At first glance, the answer is no. A lawyer who has worked on previous (rejected) bitcoin ETF applications told me he was “surprised” by Coinbase’s myriad inclusions. “The SEC in all of its denials has referred to a regulated market, and it’s been pretty clear that it doesn’t view Coinbase as a regulated market company,” he said.

But that might be premature. Fink’s comments shift the calculation. He is not a man accustomed to losing publicly. Coinbase’s collision with the SEC is “a pretty significant overhang”, said Mark Palmer, analyst at Berenberg. It’s “something that you’d have to think would be taken into account in conjunction with the various applications that have been submitted”, he added.

If there is a pathway, it might be that Coinbase is being sued “only” for violating securities laws registrations. Rival Binance was also charged by the SEC for misrepresentations of controls to prevent manipulative trading.

Palmer said that if Coinbase’s involvement proves too big a hurdle for the regulator, it’s likely that BlackRock and others “would simply replace Coinbase with another surveillance provider in the future or another custodian so that their applications would be more acceptable”.

Even so, there’s a lot riding on the SEC’s decision, which must come by mid-August.

After all, BlackRock’s application points out that Coinbase has accounted for about 56 per cent of dollar to bitcoin trading in the US market this year. There is nobody bigger to take on the role as SEC-trusted custodian and exchange for a spot bitcoin ETF — yet. If it’s not to be Coinbase, then who?

What’s your view on how traditional financial institutions are thinking about crypto? Email me at nikou.asgari@ft.com

Visit the FT’s Digital Assets Dashboard for analysis of the Wilshire Digital Asset Index, including for round-the-clock updates on the prices, circulating value and other key market metrics of widely traded coins, including bitcoin and ether.

Weekly highlights:

  • Billionaire twins Tyler and Cameron Winklevoss, owners of crypto exchange Gemini, are embroiled in a long-running billion-dollar feud with Digital Currency Group over the collapse of its crypto lender Genesis.
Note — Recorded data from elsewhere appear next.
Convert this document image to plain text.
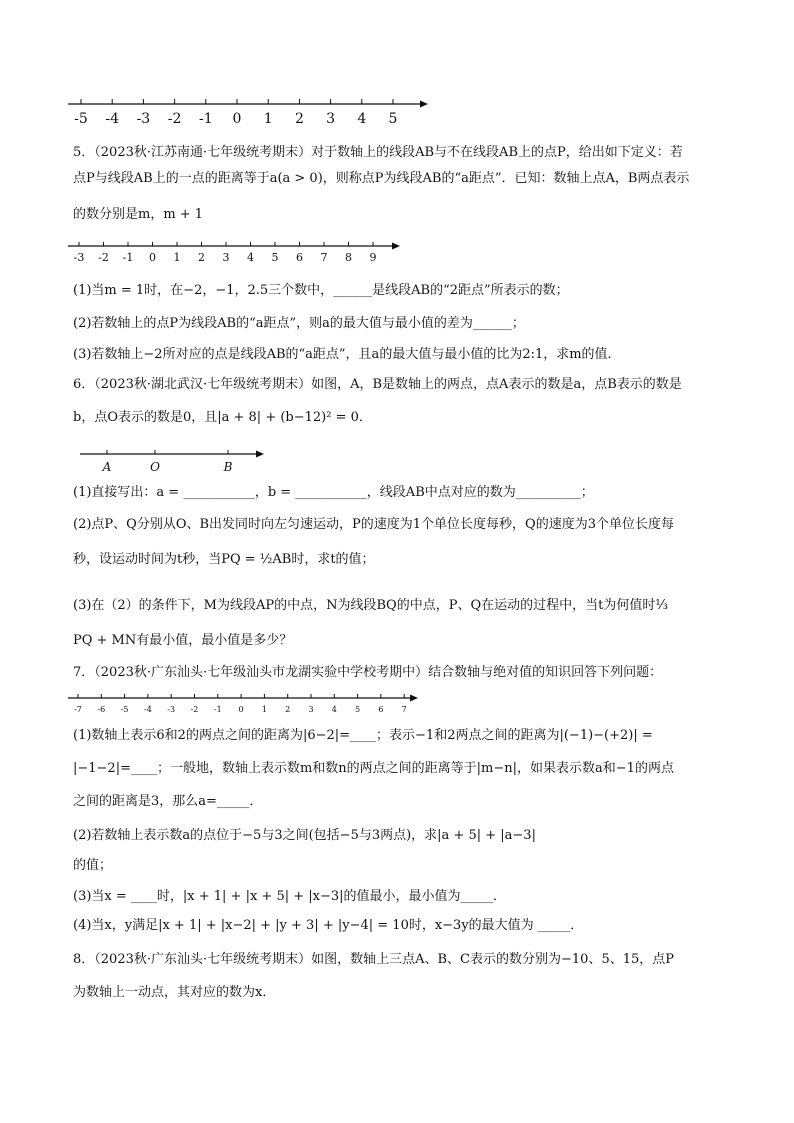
-5 -4 -3 -2 -1 0 1 2 3 4 5
5．（2023秋·江苏南通·七年级统考期末）对于数轴上的线段AB与不在线段AB上的点P，给出如下定义：若
点P与线段AB上的一点的距离等于a(a > 0)，则称点P为线段AB的“a距点”．已知：数轴上点A，B两点表示
的数分别是m，m + 1
-3 -2 -1 0 1 2 3 4 5 6 7 8 9
(1)当m = 1时，在−2，−1，2.5三个数中，______是线段AB的“2距点”所表示的数；
(2)若数轴上的点P为线段AB的“a距点”，则a的最大值与最小值的差为______；
(3)若数轴上−2所对应的点是线段AB的“a距点”，且a的最大值与最小值的比为2:1，求m的值．
6．（2023秋·湖北武汉·七年级统考期末）如图，A，B是数轴上的两点，点A表示的数是a，点B表示的数是
b，点O表示的数是0，且|a + 8| + (b−12)² = 0．
A	O	B
(1)直接写出：a = ___________，b = ___________，线段AB中点对应的数为__________；
(2)点P、Q分别从O、B出发同时向左匀速运动，P的速度为1个单位长度每秒，Q的速度为3个单位长度每
秒，设运动时间为t秒，当PQ = ½AB时，求t的值；
(3)在（2）的条件下，M为线段AP的中点，N为线段BQ的中点，P、Q在运动的过程中，当t为何值时⅓
PQ + MN有最小值，最小值是多少？
7．（2023秋·广东汕头·七年级汕头市龙湖实验中学校考期中）结合数轴与绝对值的知识回答下列问题：
-7 -6 -5 -4 -3 -2 -1 0 1 2 3 4 5 6 7
(1)数轴上表示6和2的两点之间的距离为|6−2|=____；表示−1和2两点之间的距离为|(−1)−(+2)| =
|−1−2|=____；一般地，数轴上表示数m和数n的两点之间的距离等于|m−n|，如果表示数a和−1的两点
之间的距离是3，那么a=_____．
(2)若数轴上表示数a的点位于−5与3之间(包括−5与3两点)，求|a + 5| + |a−3|
的值；
(3)当x = ____时，|x + 1| + |x + 5| + |x−3|的值最小，最小值为_____．
(4)当x，y满足|x + 1| + |x−2| + |y + 3| + |y−4| = 10时，x−3y的最大值为 _____．
8．（2023秋·广东汕头·七年级统考期末）如图，数轴上三点A、B、C表示的数分别为−10、5、15，点P
为数轴上一动点，其对应的数为x．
They accused DCG this week of “fraudulent behaviour” and publicly gave its chief executive Barry Silbert a deadline of later today to pay them back, or risk being sued. Read the back-story here.

  • FTX’s top lawyer was supposed to be in charge of cleaning up the exchange’s legal issues and keeping it on the right side of the law. Now Daniel Friedberg is in his own legal tangle, accused by the exchange’s new managers in court of helping create a “wide-ranging con game”. Bloomberg reports on the key legal man.

  • Some senior executives are leaving Binance. One of them is Patrick Hillmann, chief strategy officer, who said it was “simply time to move onto the next challenge”.

  • The failure of crypto trading group Globix has drawn in members of Gibraltar’s political and legal elite. Read the story by my colleague Scott Chipolina here.

Soundbite of the week: Larry Fink’s conversion

When a billionaire such as Larry Fink — arguably the King of Wall Street — speaks in favour of the democratisation of a “skirt the system” asset that crypto once was, you know something has shifted. Here’s his thinking now.

“We do believe that if we can create more tokenisation of assets and securities, and that’s what bitcoin is, it could revolutionise again finance. And so we look at this as an opportunity to move one step further in terms of providing investors fractions of shares . . . democratising the cost of investing.”

Data mining: Crypto’s tumbling volumes

The price of bitcoin rose above $31,000 this week to its highest point since June last year, just before the crisis of confidence that shook the market and engulfed companies such as Three Arrows Capital and Voyager Capital. But there’s little meat behind the move. Crypto volumes dropped to the lowest level since 2020 in the last quarter, according to data from Kaiko.